O Flamengo definiu a busca por um novo centroavante como prioridade número um para a próxima janela de transferências. No entanto, esbarrou no jogo duro do Athletico-PR por Kevin Viveros. A diretoria rubro-negra teve sua investida inicial recusada. Isso porque o clube paranaense estipulou o preço do atacante colombiano na casa dos R$ 90 milhões. Além disso, trata-o como ativo de exportação para a Europa.
O choque de avaliação travou as conversas. Enquanto o Flamengo tenta um negócio de oportunidade, o Furacão tenta capitalizar ao máximo a explosão do seu atual artilheiro na temporada.
O xadrez financeiro e a valorização do atacante
A postura irredutível do Athletico é compreensível do ponto de vista corporativo. Viveros virou a contratação mais cara da história da equipe paranaense em 2025. Ele custou cerca de US$ 5 milhões (R$ 27,5 milhões na cotação da época) por 70% dos direitos econômicos.

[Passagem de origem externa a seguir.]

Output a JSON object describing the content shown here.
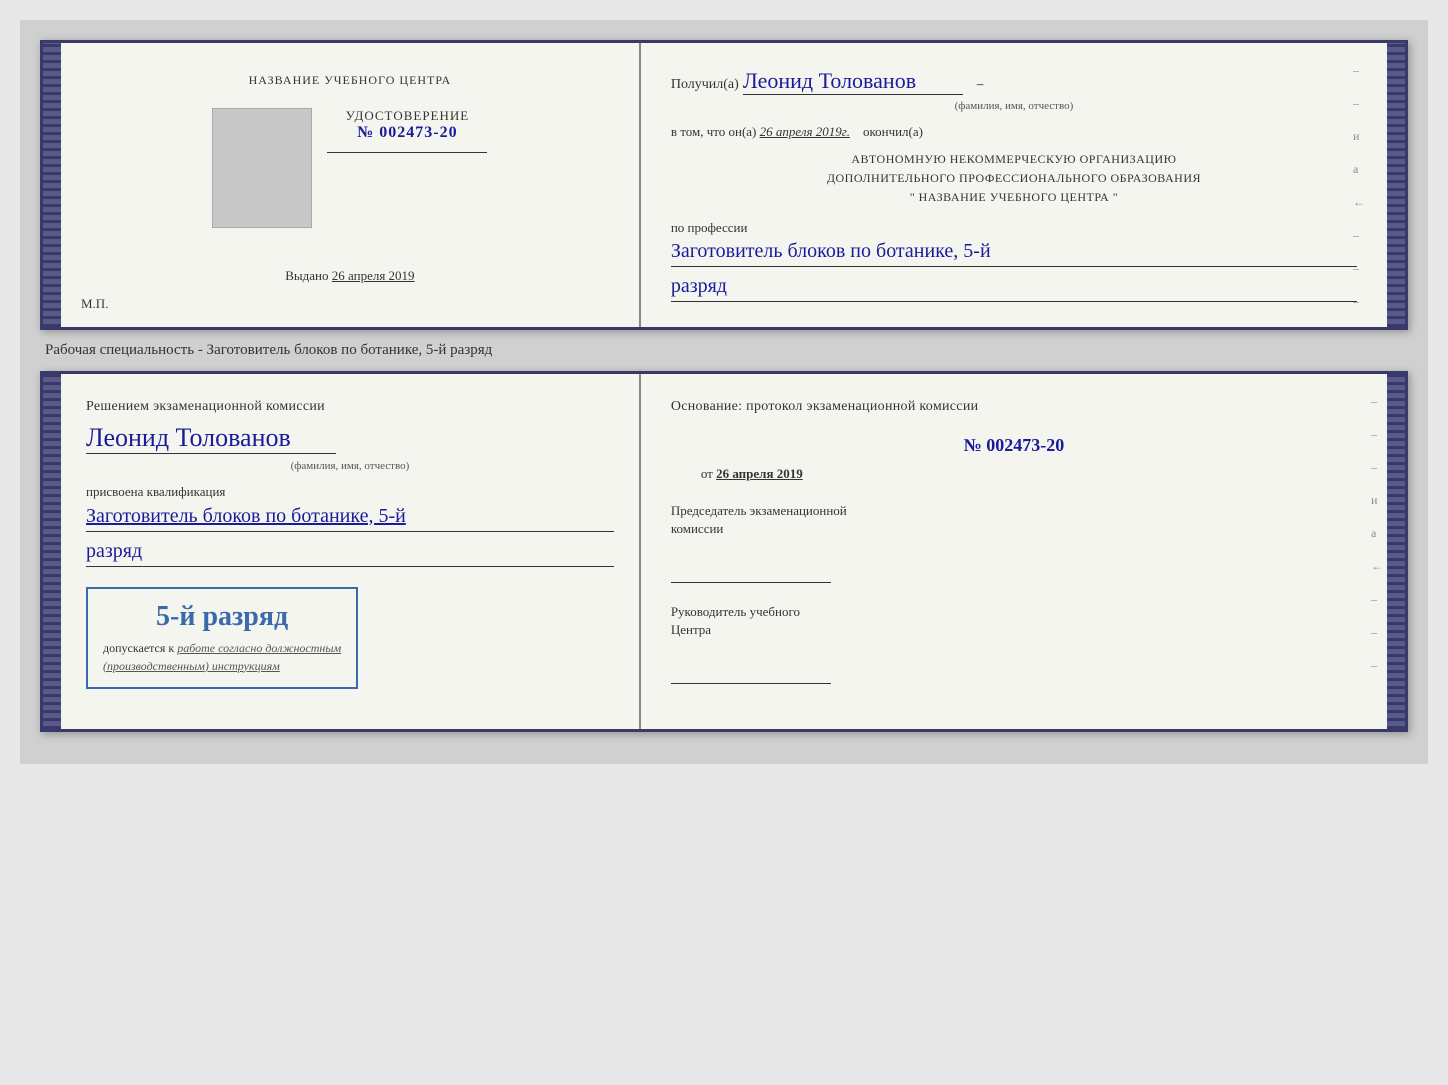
{
  "page": {
    "background": "#d4d4d4"
  },
  "top_cert": {
    "left": {
      "institution_label": "НАЗВАНИЕ УЧЕБНОГО ЦЕНТРА",
      "udostoverenie_title": "УДОСТОВЕРЕНИЕ",
      "number": "№ 002473-20",
      "vydano_label": "Выдано",
      "vydano_date": "26 апреля 2019",
      "mp_label": "М.П."
    },
    "right": {
      "poluchil_prefix": "Получил(а)",
      "poluchil_name": "Леонид Толованов",
      "fio_label": "(фамилия, имя, отчество)",
      "vtom_prefix": "в том, что он(а)",
      "vtom_date": "26 апреля 2019г.",
      "okonchil": "окончил(а)",
      "org_line1": "АВТОНОМНУЮ НЕКОММЕРЧЕСКУЮ ОРГАНИЗАЦИЮ",
      "org_line2": "ДОПОЛНИТЕЛЬНОГО ПРОФЕССИОНАЛЬНОГО ОБРАЗОВАНИЯ",
      "org_line3": "\"   НАЗВАНИЕ УЧЕБНОГО ЦЕНТРА   \"",
      "po_professii": "по профессии",
      "professiya": "Заготовитель блоков по ботанике, 5-й",
      "razryad": "разряд"
    }
  },
  "specialty_label": "Рабочая специальность - Заготовитель блоков по ботанике, 5-й разряд",
  "bottom_cert": {
    "left": {
      "resheniem": "Решением экзаменационной комиссии",
      "person_name": "Леонид Толованов",
      "fio_label": "(фамилия, имя, отчество)",
      "prisvoena": "присвоена квалификация",
      "kvalifikaciya": "Заготовитель блоков по ботанике, 5-й",
      "razryad": "разряд",
      "stamp_razryad": "5-й разряд",
      "dopuskaetsya": "допускается к",
      "dopuskaetsya_rest": "работе согласно должностным",
      "instrukciyi": "(производственным) инструкциям"
    },
    "right": {
      "osnovanie": "Основание: протокол экзаменационной комиссии",
      "number": "№  002473-20",
      "ot_label": "от",
      "ot_date": "26 апреля 2019",
      "predsedatel_title": "Председатель экзаменационной",
      "predsedatel_title2": "комиссии",
      "rukovoditel_title": "Руководитель учебного",
      "rukovoditel_title2": "Центра"
    }
  }
}
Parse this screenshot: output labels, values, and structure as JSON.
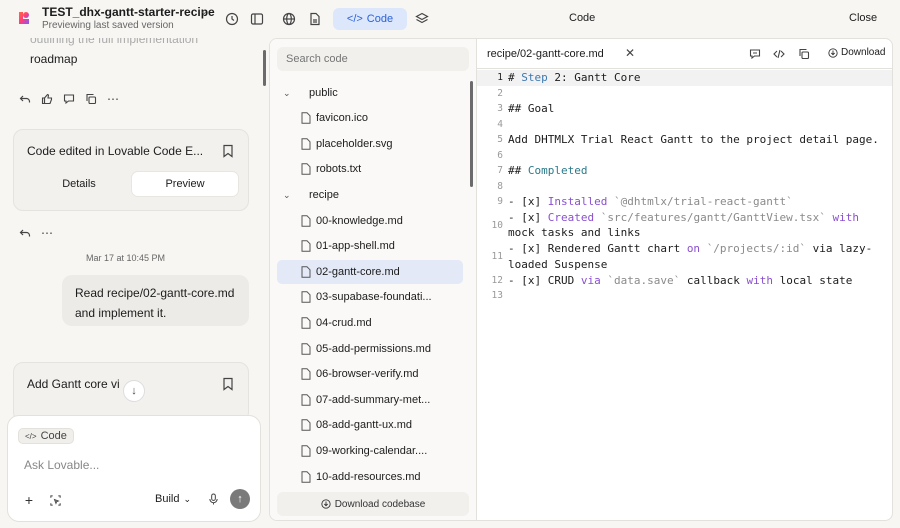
{
  "header": {
    "project_title": "TEST_dhx-gantt-starter-recipe",
    "project_subtitle": "Previewing last saved version",
    "code_button_label": "Code",
    "panel_title": "Code",
    "close_label": "Close"
  },
  "chat": {
    "faded_text": "outlining the full implementation",
    "roadmap_text": "roadmap",
    "card1_title": "Code edited in Lovable Code E...",
    "card1_tabs": [
      "Details",
      "Preview"
    ],
    "timestamp": "Mar 17 at 10:45 PM",
    "user_message": "Read recipe/02-gantt-core.md and implement it.",
    "card2_title": "Add Gantt core vi",
    "input": {
      "chip_label": "Code",
      "placeholder": "Ask Lovable...",
      "build_label": "Build"
    }
  },
  "file_tree": {
    "search_placeholder": "Search code",
    "items": [
      {
        "label": "public",
        "type": "folder"
      },
      {
        "label": "favicon.ico",
        "type": "file"
      },
      {
        "label": "placeholder.svg",
        "type": "file"
      },
      {
        "label": "robots.txt",
        "type": "file"
      },
      {
        "label": "recipe",
        "type": "folder"
      },
      {
        "label": "00-knowledge.md",
        "type": "file"
      },
      {
        "label": "01-app-shell.md",
        "type": "file"
      },
      {
        "label": "02-gantt-core.md",
        "type": "file",
        "selected": true
      },
      {
        "label": "03-supabase-foundati...",
        "type": "file"
      },
      {
        "label": "04-crud.md",
        "type": "file"
      },
      {
        "label": "05-add-permissions.md",
        "type": "file"
      },
      {
        "label": "06-browser-verify.md",
        "type": "file"
      },
      {
        "label": "07-add-summary-met...",
        "type": "file"
      },
      {
        "label": "08-add-gantt-ux.md",
        "type": "file"
      },
      {
        "label": "09-working-calendar....",
        "type": "file"
      },
      {
        "label": "10-add-resources.md",
        "type": "file"
      }
    ],
    "download_label": "Download codebase"
  },
  "editor": {
    "tab_name": "recipe/02-gantt-core.md",
    "download_label": "Download",
    "lines": [
      {
        "n": "1",
        "parts": [
          [
            "t",
            "# "
          ],
          [
            "kb",
            "Step"
          ],
          [
            "t",
            " 2: Gantt Core"
          ]
        ]
      },
      {
        "n": "2",
        "parts": []
      },
      {
        "n": "3",
        "parts": [
          [
            "t",
            "## Goal"
          ]
        ]
      },
      {
        "n": "4",
        "parts": []
      },
      {
        "n": "5",
        "parts": [
          [
            "t",
            "Add DHTMLX Trial React Gantt to the project detail page."
          ]
        ]
      },
      {
        "n": "6",
        "parts": []
      },
      {
        "n": "7",
        "parts": [
          [
            "t",
            "## "
          ],
          [
            "kt",
            "Completed"
          ]
        ]
      },
      {
        "n": "8",
        "parts": []
      },
      {
        "n": "9",
        "parts": [
          [
            "t",
            "- [x] "
          ],
          [
            "kp",
            "Installed"
          ],
          [
            "t",
            " "
          ],
          [
            "s",
            "`@dhtmlx/trial-react-gantt`"
          ]
        ]
      },
      {
        "n": "10",
        "parts": [
          [
            "t",
            "- [x] "
          ],
          [
            "kp",
            "Created"
          ],
          [
            "t",
            " "
          ],
          [
            "s",
            "`src/features/gantt/GanttView.tsx`"
          ],
          [
            "t",
            " "
          ],
          [
            "kp",
            "with"
          ],
          [
            "t",
            " mock tasks and links"
          ]
        ]
      },
      {
        "n": "11",
        "parts": [
          [
            "t",
            "- [x] Rendered Gantt chart "
          ],
          [
            "kp",
            "on"
          ],
          [
            "t",
            " "
          ],
          [
            "s",
            "`/projects/:id`"
          ],
          [
            "t",
            " via lazy-loaded Suspense"
          ]
        ]
      },
      {
        "n": "12",
        "parts": [
          [
            "t",
            "- [x] CRUD "
          ],
          [
            "kp",
            "via"
          ],
          [
            "t",
            " "
          ],
          [
            "s",
            "`data.save`"
          ],
          [
            "t",
            " callback "
          ],
          [
            "kp",
            "with"
          ],
          [
            "t",
            " local state"
          ]
        ]
      },
      {
        "n": "13",
        "parts": []
      }
    ]
  },
  "colors": {
    "accent": "#2a62d9",
    "accent_bg": "#dce7fb",
    "selected_row": "#e3e9f6",
    "keyword": "#8a4fd0",
    "string": "#8a8a8a"
  }
}
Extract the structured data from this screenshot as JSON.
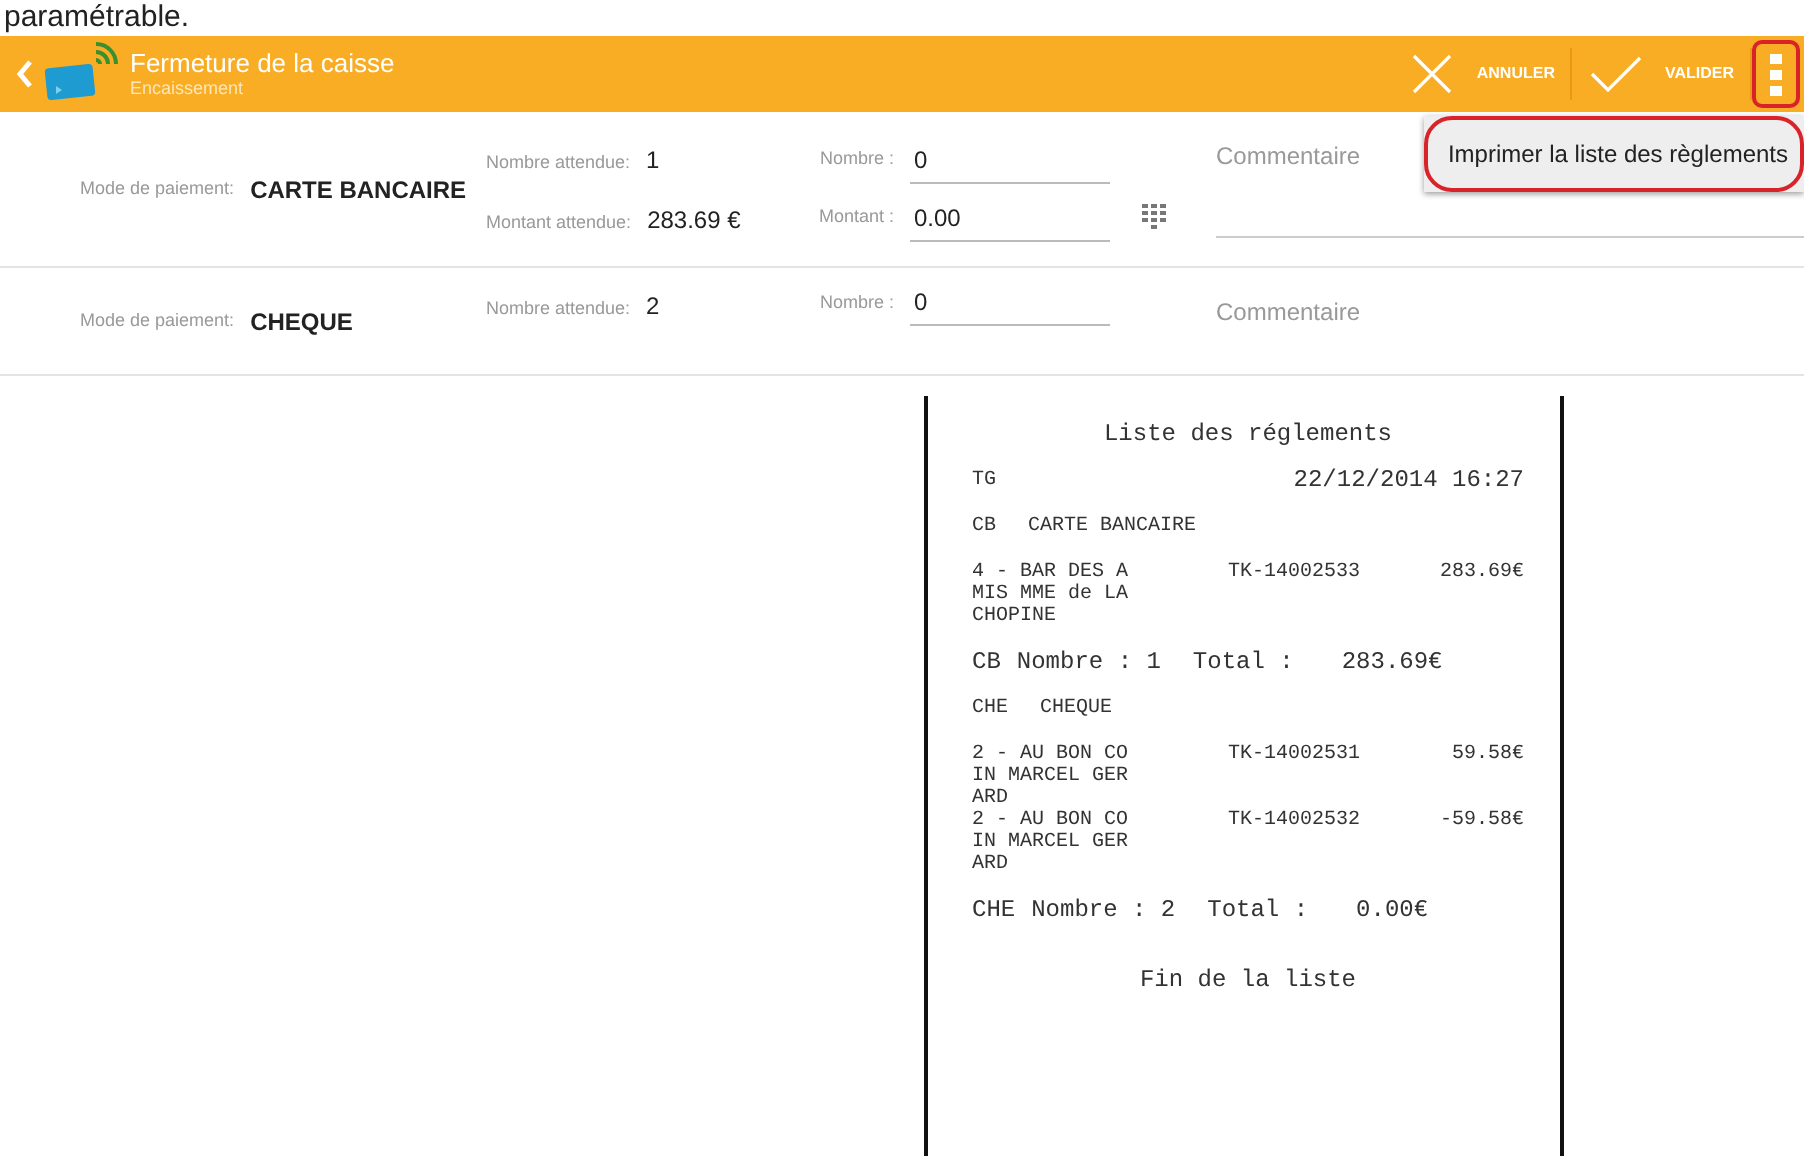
{
  "caption": "paramétrable.",
  "header": {
    "title": "Fermeture de la caisse",
    "subtitle": "Encaissement",
    "actions": [
      {
        "kind": "cancel",
        "label": "ANNULER"
      },
      {
        "kind": "confirm",
        "label": "VALIDER"
      }
    ],
    "overflow_highlighted": true
  },
  "menu": {
    "items": [
      {
        "label": "Imprimer la liste des règlements",
        "highlighted": true
      }
    ]
  },
  "payments": [
    {
      "mode_label": "Mode de paiement:",
      "mode": "CARTE BANCAIRE",
      "expected": [
        {
          "label": "Nombre attendue:",
          "value": "1"
        },
        {
          "label": "Montant attendue:",
          "value": "283.69 €"
        }
      ],
      "fields": [
        {
          "label": "Nombre :",
          "value": "0",
          "keypad": false
        },
        {
          "label": "Montant :",
          "value": "0.00",
          "keypad": true
        }
      ],
      "comment_placeholder": "Commentaire"
    },
    {
      "mode_label": "Mode de paiement:",
      "mode": "CHEQUE",
      "expected": [
        {
          "label": "Nombre attendue:",
          "value": "2"
        }
      ],
      "fields": [
        {
          "label": "Nombre :",
          "value": "0",
          "keypad": false
        }
      ],
      "comment_placeholder": "Commentaire"
    }
  ],
  "receipt": {
    "title": "Liste des réglements",
    "terminal": "TG",
    "datetime": "22/12/2014 16:27",
    "groups": [
      {
        "code": "CB",
        "name": "CARTE BANCAIRE",
        "lines": [
          {
            "client": "4 - BAR DES A\nMIS MME de LA\nCHOPINE",
            "ticket": "TK-14002533",
            "amount": "283.69€"
          }
        ],
        "summary": {
          "code": "CB",
          "count": "Nombre : 1",
          "total_label": "Total :",
          "total": "283.69€"
        }
      },
      {
        "code": "CHE",
        "name": "CHEQUE",
        "lines": [
          {
            "client": "2 - AU BON CO\nIN MARCEL GER\nARD",
            "ticket": "TK-14002531",
            "amount": "59.58€"
          },
          {
            "client": "2 - AU BON CO\nIN MARCEL GER\nARD",
            "ticket": "TK-14002532",
            "amount": "-59.58€"
          }
        ],
        "summary": {
          "code": "CHE",
          "count": "Nombre : 2",
          "total_label": "Total :",
          "total": "0.00€"
        }
      }
    ],
    "footer": "Fin de la liste"
  }
}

O raio-X do mercado mostra a disparidade entre o preço pedido e a avaliação padrão:
- A Pedida Paranaense: Expectativa de venda internacional por cerca de R$ 90 milhões.
- Valor de Referência: O Moon BH consultou o valor avaliado do jogador em € 4 milhões (R$ 22 milhões).
- Vínculo: Contrato longo, amarrado até 30 de junho de 2028.
Embora o valor cobrado seja muito superior à avaliação do portal especializado, a pedida faz sentido no futebol moderno. Isso ocorre quando se trata de um ativo raro, com longo tempo de contrato e forte escalada técnica.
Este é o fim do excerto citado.